The right way to set compensation is to link the pay to longer-term performance, not a single year. This should apply to both CEO pay and the fees received by hedge fund managers. The alternative compensation scheme, which is based on a five-year average investment performance, for example, is a much better solution than the current one.
Report from WSJ on big pension funds forcing hedge funds to change fee terms:
Calpers, the California public pension fund that is one of the biggest investors in hedge funds, is demanding better terms from funds, including lower prices and “clawbacks” of fees if performance weakens.
The $172 billion pension fund is a bellwether in the money-management business. A Calpers investment can help money managers like hedge funds attract other clients.
The move by the California Public Employees’ Retirement System underscores the changing dynamics between hedge funds and their clients. Just two years ago, investors clamored to get into highflying funds, agreeing to pay fees that in some cases reached 3% of assets and 30% of profits. Lately, hedge funds have come under fire for failing to live up to their promise to perform in good and bad markets.
While other investors are pushing for fee cuts, Calpers, which has $5.9 billion in hedge-fund investments, holds significant clout. “Calpers is the 800-pound gorilla, pushing so much money through the system,” said Eric Roper, chairman of the hedge-fund practice at New York law firm Gersten Savage LLP.
Calpers’s demands were outlined in a March 11 memo sent to the 26 hedge funds and nine funds of hedge funds that do business with Calpers; it was reviewed by The Wall Street Journal.
Some of the hedge funds that manage Calpers money include Tremblant Capital, Atticus Capital and Och-Ziff Capital Management, according to Calpers records and people familiar with the investments. Spokesmen for the funds didn’t comment.
Besides pressure on fees, hedge funds are likely to face closer scrutiny from regulators, threats of higher taxes and more constraints on their trading strategies, after a year of broad-based losses.
Calpers said the changes are “extremely important” and required of “managers wishing to become, or remain” in Calpers’s stable of managers. The pension fund said every hedge fund won’t face the same demands and that it is willing to listen to counterproposals.
One area Calpers is focusing on includes performance fees. Typically they are collected at the end of each year, but Calpers instead wants fees spread out over several years. Calpers also wants clawbacks, which allow clients to recoup fees from previous profitable years after a period of poor performance.
The pension fund also seeks greater control of its investment funds, saying it would explore opening managed accounts. In that scenario, hedge funds would place Calpers’s assets in a separate bucket from other investors’ assets, so if a fund faces an exodus of investors and sought to freeze redemptions, Calpers wouldn’t be limited from withdrawing its funds.

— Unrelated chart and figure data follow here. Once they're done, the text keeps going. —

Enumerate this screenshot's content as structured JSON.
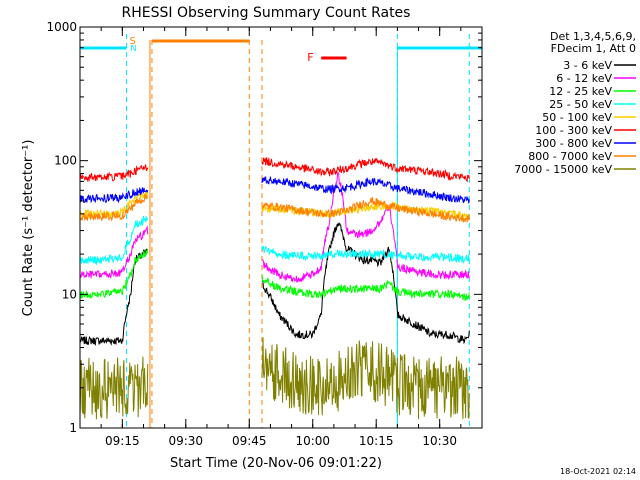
{
  "chart_data": {
    "type": "line",
    "title": "RHESSI Observing Summary Count Rates",
    "xlabel": "Start Time (20-Nov-06 09:01:22)",
    "ylabel": "Count Rate (s⁻¹ detector⁻¹)",
    "yscale": "log",
    "ylim": [
      1,
      1000
    ],
    "xlim": [
      "09:05",
      "10:40"
    ],
    "y_ticks": [
      "1",
      "10",
      "100",
      "1000"
    ],
    "x_ticks": [
      "09:15",
      "09:30",
      "09:45",
      "10:00",
      "10:15",
      "10:30"
    ],
    "legend_header": [
      "Det 1,3,4,5,6,9,",
      "FDecim 1, Att 0"
    ],
    "legend_position": "right",
    "timestamp": "18-Oct-2021 02:14",
    "night_bars": [
      [
        "09:05",
        "09:16"
      ],
      [
        "10:20",
        "10:40"
      ]
    ],
    "saa_bar": [
      "09:22",
      "09:45"
    ],
    "flare_bar": [
      "10:02",
      "10:08"
    ],
    "markers": {
      "saa_letter": "S",
      "night_letter": "N",
      "flare_letter": "F"
    },
    "dashed_lines": {
      "cyan": [
        "09:16",
        "10:20",
        "10:37"
      ],
      "orange": [
        "09:22",
        "09:45",
        "09:48"
      ]
    },
    "gap": [
      "09:22",
      "09:48"
    ],
    "times_before": [
      "09:05",
      "09:10",
      "09:15",
      "09:17",
      "09:18",
      "09:20",
      "09:21"
    ],
    "times_after": [
      "09:48",
      "09:52",
      "09:56",
      "10:00",
      "10:02",
      "10:04",
      "10:06",
      "10:08",
      "10:10",
      "10:12",
      "10:14",
      "10:16",
      "10:18",
      "10:20",
      "10:24",
      "10:28",
      "10:32",
      "10:36",
      "10:37"
    ],
    "series": [
      {
        "name": "3 - 6 keV",
        "color": "#000000",
        "before": [
          4.5,
          4.5,
          4.5,
          10,
          18,
          20,
          21
        ],
        "after": [
          12,
          7,
          5,
          5,
          7,
          22,
          35,
          22,
          20,
          18,
          18,
          17,
          22,
          7,
          6,
          5,
          5,
          4.5,
          5
        ]
      },
      {
        "name": "6 - 12 keV",
        "color": "#ff00ff",
        "before": [
          14,
          14,
          14.5,
          20,
          25,
          28,
          30
        ],
        "after": [
          17,
          14,
          13,
          14,
          16,
          35,
          80,
          30,
          28,
          28,
          30,
          35,
          45,
          16,
          15,
          14,
          14,
          14,
          14
        ]
      },
      {
        "name": "12 - 25 keV",
        "color": "#00ff00",
        "before": [
          10,
          10,
          10.5,
          14,
          18,
          20,
          21
        ],
        "after": [
          13,
          11,
          10.5,
          10,
          10,
          10.5,
          11,
          11,
          11,
          11,
          11,
          11,
          12,
          10.5,
          10,
          10,
          10,
          9.5,
          10
        ]
      },
      {
        "name": "25 - 50 keV",
        "color": "#00ffff",
        "before": [
          18,
          18,
          19,
          27,
          33,
          36,
          38
        ],
        "after": [
          22,
          20,
          19.5,
          19.5,
          19.5,
          20,
          20,
          20,
          20,
          20,
          20,
          20,
          20,
          19.5,
          19,
          19,
          19,
          18.5,
          18.5
        ]
      },
      {
        "name": "50 - 100 keV",
        "color": "#ffcc00",
        "before": [
          40,
          40,
          41,
          48,
          52,
          55,
          56
        ],
        "after": [
          44,
          43,
          42,
          41,
          40,
          40,
          41,
          42,
          43,
          44,
          45,
          46,
          46,
          45,
          43,
          42,
          40,
          39,
          38
        ]
      },
      {
        "name": "100 - 300 keV",
        "color": "#ff0000",
        "before": [
          75,
          75,
          76,
          80,
          84,
          88,
          90
        ],
        "after": [
          100,
          95,
          90,
          85,
          82,
          82,
          85,
          88,
          92,
          96,
          98,
          96,
          92,
          88,
          85,
          82,
          78,
          75,
          74
        ]
      },
      {
        "name": "300 - 800 keV",
        "color": "#0000ff",
        "before": [
          52,
          52,
          53,
          56,
          58,
          60,
          61
        ],
        "after": [
          72,
          70,
          67,
          64,
          62,
          61,
          62,
          63,
          65,
          68,
          70,
          68,
          65,
          62,
          59,
          56,
          53,
          51,
          50
        ]
      },
      {
        "name": "800 - 7000 keV",
        "color": "#ff8000",
        "before": [
          38,
          38,
          39,
          44,
          48,
          52,
          54
        ],
        "after": [
          46,
          45,
          43,
          41,
          40,
          40,
          41,
          42,
          45,
          48,
          50,
          48,
          46,
          44,
          42,
          40,
          38,
          37,
          37
        ]
      },
      {
        "name": "7000 - 15000 keV",
        "color": "#808000",
        "before": [
          2,
          2,
          2,
          2,
          2,
          2,
          2
        ],
        "after": [
          2.8,
          2.5,
          2.2,
          2,
          2,
          2.1,
          2.3,
          2.5,
          2.8,
          2.8,
          2.7,
          2.5,
          2.3,
          2.1,
          2,
          2,
          2,
          2,
          2
        ]
      }
    ]
  }
}
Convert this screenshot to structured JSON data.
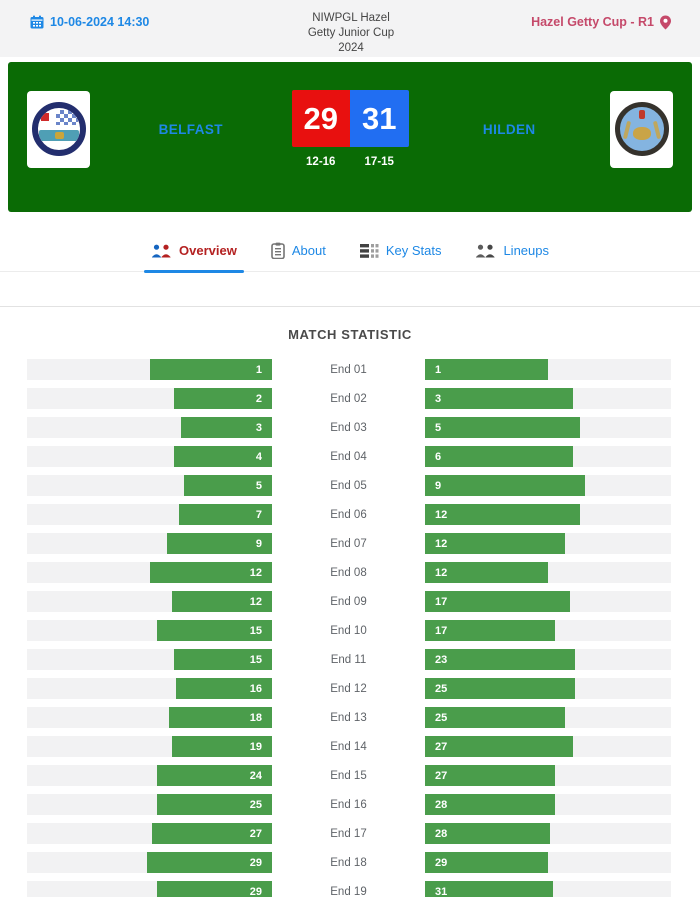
{
  "top_bar": {
    "datetime": "10-06-2024 14:30",
    "title_lines": [
      "NIWPGL Hazel",
      "Getty Junior Cup",
      "2024"
    ],
    "round_label": "Hazel Getty Cup - R1"
  },
  "match_header": {
    "home_team": "BELFAST",
    "away_team": "HILDEN",
    "home_score": "29",
    "away_score": "31",
    "home_sub_score": "12-16",
    "away_sub_score": "17-15",
    "home_logo": "Belfast Bowling Club crest",
    "away_logo": "Hilden Bowling Club crest"
  },
  "tabs": [
    {
      "label": "Overview",
      "icon": "teams-overview-icon",
      "active": true
    },
    {
      "label": "About",
      "icon": "clipboard-icon",
      "active": false
    },
    {
      "label": "Key Stats",
      "icon": "stats-table-icon",
      "active": false
    },
    {
      "label": "Lineups",
      "icon": "lineups-people-icon",
      "active": false
    }
  ],
  "section": {
    "title": "MATCH STATISTIC"
  },
  "chart_data": {
    "type": "bar",
    "title": "MATCH STATISTIC",
    "orientation": "horizontal-mirrored",
    "categories": [
      "End 01",
      "End 02",
      "End 03",
      "End 04",
      "End 05",
      "End 06",
      "End 07",
      "End 08",
      "End 09",
      "End 10",
      "End 11",
      "End 12",
      "End 13",
      "End 14",
      "End 15",
      "End 16",
      "End 17",
      "End 18",
      "End 19"
    ],
    "series": [
      {
        "name": "BELFAST",
        "side": "left",
        "values": [
          1,
          2,
          3,
          4,
          5,
          7,
          9,
          12,
          12,
          15,
          15,
          16,
          18,
          19,
          24,
          25,
          27,
          29,
          29
        ],
        "bar_pct": [
          50,
          40,
          37,
          40,
          36,
          38,
          43,
          50,
          41,
          47,
          40,
          39,
          42,
          41,
          47,
          47,
          49,
          51,
          47
        ]
      },
      {
        "name": "HILDEN",
        "side": "right",
        "values": [
          1,
          3,
          5,
          6,
          9,
          12,
          12,
          12,
          17,
          17,
          23,
          25,
          25,
          27,
          27,
          28,
          28,
          29,
          31
        ],
        "bar_pct": [
          50,
          60,
          63,
          60,
          65,
          63,
          57,
          50,
          59,
          53,
          61,
          61,
          57,
          60,
          53,
          53,
          51,
          50,
          52
        ]
      }
    ],
    "bar_color": "#4a9d4b",
    "track_color": "#f2f2f3",
    "legend": "off",
    "grid": "off"
  },
  "colors": {
    "band_green": "#0a6b05",
    "home_score_red": "#e8100f",
    "away_score_blue": "#216ef2",
    "team_name_blue": "#1e88e5",
    "round_rose": "#c5496a",
    "active_tab_red": "#b42121",
    "topbar_bg": "#f3f3f4"
  }
}
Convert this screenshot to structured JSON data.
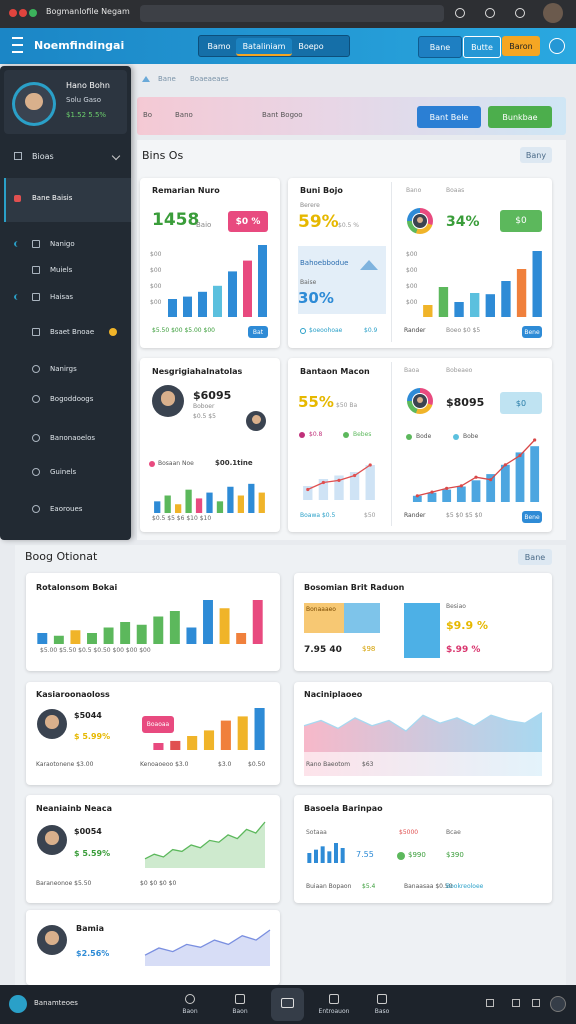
{
  "browser": {
    "tab": "Bogmanlofile Negam"
  },
  "header": {
    "title": "Noemfindingai",
    "segments": [
      "Bamo",
      "Bataliniam",
      "Boepo"
    ],
    "buttons": [
      "Bane",
      "Butte",
      "Baron"
    ]
  },
  "sidebar": {
    "name": "Hano Bohn",
    "role": "Solu Gaso",
    "stat": "$1.52 5.5%",
    "section": "Bioas",
    "active": "Bane Baisis",
    "items": [
      "Nanigo",
      "Muiels",
      "Haisas",
      "Bsaet Bnoae",
      "Nanirgs",
      "Bogoddoogs",
      "Banonaoelos",
      "Guinels",
      "Eaoroues"
    ]
  },
  "breadcrumb": [
    "Bane",
    "Boaeaeaes"
  ],
  "banner": {
    "left": [
      "Bo",
      "Bano"
    ],
    "mid": "Bant Bogoo",
    "buttons": [
      "Bant Bele",
      "Bunkbae"
    ]
  },
  "section1": {
    "title": "Bins Os",
    "button": "Bany"
  },
  "cards": [
    {
      "title": "Remarian Nuro",
      "big": "1458",
      "sub": "Baio",
      "badge": "$0 %",
      "yticks": [
        "$00",
        "$00",
        "$00",
        "$00"
      ],
      "footer": "$5.50 $00 $5.00 $00",
      "button": "Bat",
      "chart": {
        "type": "bar",
        "values": [
          3,
          3.4,
          4.2,
          5.2,
          7.6,
          9.4,
          12
        ],
        "colors": [
          "#2e8bd6",
          "#2e8bd6",
          "#2e8bd6",
          "#5bc0de",
          "#2e8bd6",
          "#e84a7f",
          "#2e8bd6"
        ],
        "ylim": [
          0,
          12
        ]
      }
    },
    {
      "title": "Buni Bojo",
      "sub": "Berere",
      "big": "59%",
      "note": "$0.5 %",
      "box_title": "Bahoebbodue",
      "box_sub": "Baise",
      "box_big": "30%",
      "footer": [
        "$oeoohoae",
        "$0.9"
      ]
    },
    {
      "labels": [
        "Bano",
        "Boaas"
      ],
      "big": "34%",
      "badge": "$0",
      "yticks": [
        "$00",
        "$00",
        "$00",
        "$00"
      ],
      "footer": [
        "Rander",
        "Boeo $0 $5",
        "Bene"
      ],
      "chart": {
        "type": "bar",
        "values": [
          2,
          5,
          2.5,
          4,
          3.8,
          6,
          8,
          11
        ],
        "colors": [
          "#f0b429",
          "#5cb85c",
          "#2e8bd6",
          "#5bc0de",
          "#2e8bd6",
          "#2e8bd6",
          "#f0803c",
          "#2e8bd6"
        ],
        "ylim": [
          0,
          12
        ]
      }
    },
    {
      "title": "Nesgrigiahalnatolas",
      "big": "$6095",
      "sub": "Boboer",
      "note": "$0.5 $5",
      "legend": "Bosaan Noe",
      "value": "$00.1tine",
      "footer": "$0.5 $5 $6 $10 $10",
      "chart": {
        "type": "bar",
        "values": [
          2,
          3,
          1.5,
          4,
          2.5,
          3.5,
          2,
          4.5,
          3,
          5,
          3.5
        ],
        "colors": [
          "#2e8bd6",
          "#5cb85c",
          "#f0b429",
          "#5cb85c",
          "#e84a7f",
          "#2e8bd6",
          "#5cb85c",
          "#2e8bd6",
          "#f0b429",
          "#2e8bd6",
          "#f0b429"
        ],
        "ylim": [
          0,
          6
        ]
      }
    },
    {
      "title": "Bantaon Macon",
      "big": "55%",
      "note": "$50 Ba",
      "legend": [
        "$0.8",
        "Bebes"
      ],
      "footer": [
        "Boawa $0.5",
        "$50"
      ],
      "chart": {
        "type": "combo",
        "bars": {
          "values": [
            2,
            3,
            3.5,
            4,
            5
          ],
          "color": "#cfe3f5"
        },
        "line": {
          "values": [
            1.5,
            2.5,
            2.8,
            3.5,
            5
          ],
          "color": "#e05050"
        },
        "ylim": [
          0,
          6
        ]
      }
    },
    {
      "labels": [
        "Baoa",
        "Bobeaeo"
      ],
      "big": "$8095",
      "badge": "$0",
      "legend": [
        "Bode",
        "Bobe"
      ],
      "footer": [
        "Rander",
        "$5 $0 $5 $0",
        "Bene"
      ],
      "chart": {
        "type": "combo",
        "bars": {
          "values": [
            1,
            1.5,
            2,
            2.5,
            3.5,
            4.5,
            6,
            8,
            9
          ],
          "color": "#4da6e0"
        },
        "line": {
          "values": [
            1,
            1.6,
            2.2,
            2.6,
            4,
            3.6,
            6,
            7.5,
            10
          ],
          "color": "#d94848"
        },
        "ylim": [
          0,
          10
        ]
      }
    }
  ],
  "section2": {
    "title": "Boog Otionat",
    "button": "Bane"
  },
  "panels": [
    {
      "title": "Rotalonsom Bokai",
      "footer": "$5.00 $5.50 $0.5 $0.50 $00 $00 $00",
      "chart": {
        "type": "bar",
        "values": [
          2,
          1.5,
          2.5,
          2,
          3,
          4,
          3.5,
          5,
          6,
          3,
          8,
          6.5,
          2,
          8
        ],
        "colors": [
          "#2e8bd6",
          "#5cb85c",
          "#f0b429",
          "#5cb85c",
          "#5cb85c",
          "#5cb85c",
          "#5cb85c",
          "#5cb85c",
          "#5cb85c",
          "#2e8bd6",
          "#2e8bd6",
          "#f0b429",
          "#f0803c",
          "#e84a7f"
        ],
        "ylim": [
          0,
          8
        ]
      }
    },
    {
      "title": "Bosomian Brit Raduon",
      "box": "Bonaaaeo",
      "left_big": "7.95 40",
      "left_val": "$98",
      "right_title": "Besiao",
      "right_big": "$9.9 %",
      "right_val": "$.99 %"
    },
    {
      "title": "Kasiaroonaoloss",
      "big": "$5044",
      "sub": "$ 5.99%",
      "badge": "Boaoaa",
      "footer": [
        "Karaotonene $3.00",
        "Kenoaoeoo $3.0",
        "$3.0",
        "$0.50"
      ],
      "chart": {
        "type": "bar",
        "values": [
          1,
          1.3,
          2,
          2.8,
          4.2,
          4.8,
          6
        ],
        "colors": [
          "#e84a7f",
          "#e05050",
          "#f0b429",
          "#f0b429",
          "#f0803c",
          "#f0b429",
          "#2e8bd6"
        ],
        "ylim": [
          0,
          6
        ]
      }
    },
    {
      "title": "Naciniplaoeo",
      "footer": [
        "Rano Baeotom",
        "$63"
      ],
      "chart": {
        "type": "area",
        "values": [
          5,
          6,
          4.5,
          6.5,
          5,
          6,
          4,
          7,
          5.5,
          6.5,
          5,
          7,
          6,
          5.5,
          7.5
        ],
        "colors": [
          "#f7b8c9",
          "#a8d8f0"
        ],
        "ylim": [
          0,
          8
        ]
      }
    },
    {
      "title": "Neaniainb Neaca",
      "big": "$0054",
      "sub": "$ 5.59%",
      "footer": [
        "Baraneonoe $5.50",
        "$0 $0 $0 $0"
      ],
      "chart": {
        "type": "area",
        "values": [
          1,
          1.5,
          1.2,
          2,
          1.8,
          2.5,
          2.2,
          3,
          2.8,
          3.6,
          3.2,
          4.2,
          3.8,
          5
        ],
        "colors": [
          "#5cb85c"
        ],
        "ylim": [
          0,
          5
        ]
      }
    },
    {
      "title": "Basoela Barinpao",
      "labels": [
        "Sotaaa",
        "$5000",
        "Bcae"
      ],
      "big": "7.55",
      "vals": [
        "$990",
        "$390"
      ],
      "footer": [
        "Buiaan Bopaon",
        "$5.4",
        "Banaasaa $0.50",
        "Bookreoloee"
      ],
      "chart": {
        "type": "bar",
        "values": [
          3,
          4,
          5,
          3.5,
          6,
          4.5
        ],
        "colors": [
          "#2e8bd6",
          "#2e8bd6",
          "#2e8bd6",
          "#2e8bd6",
          "#2e8bd6",
          "#2e8bd6"
        ],
        "ylim": [
          0,
          6
        ]
      }
    },
    {
      "title": "Bamia",
      "sub": "$2.56%",
      "chart": {
        "type": "area",
        "values": [
          1.5,
          2.5,
          2,
          3,
          2.6,
          3.6,
          3,
          4.2,
          3.6,
          5
        ],
        "colors": [
          "#7a8fe0"
        ],
        "ylim": [
          0,
          5
        ]
      }
    }
  ],
  "bottom": {
    "app": "Banamteoes",
    "nav": [
      "Baon",
      "Baon",
      "Entroauon",
      "Baso"
    ]
  }
}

Calpers also wants money managers to disclose every security held in a fund. “The only issue that keeps hedge funds from providing security transparency is their lack of cooperation,” Calpers spokeswoman Pat Macht said in an interview Friday. She said that detailed fund information won’t be made public.
Calpers is basically trying to wield its investment clout to shape its relationship with hedge funds. The memo says Calpers “will no longer invest in managers” that adhere to industry standards with no regard for individual situations. At the same time, Calpers bills the directives as good for hedge funds as well as for institutional investors — a means to “improving the relationship” for the long term.
The sought-after changes would apply to new money added to existing funds and money put into new hedge funds, and will take about a year to implement, Calpers said. None of its hedge funds have formally agreed to the new terms, though discussions have started with most and cooperation appears to be widespread, Ms. Macht says.
Calpers’s demands come as other institutional investors are issuing similar requests in an effort to upend industry protocols. In January, the Utah Retirement Systems circulated a four-page letter to 40 hedge fund managers, and to many like-minded investors, that called for similar changes.
“We clearly are on the same page with regards to most issues,” said Larry Powell, deputy chief investment officer for the Utah fund, referring to the Calpers memo.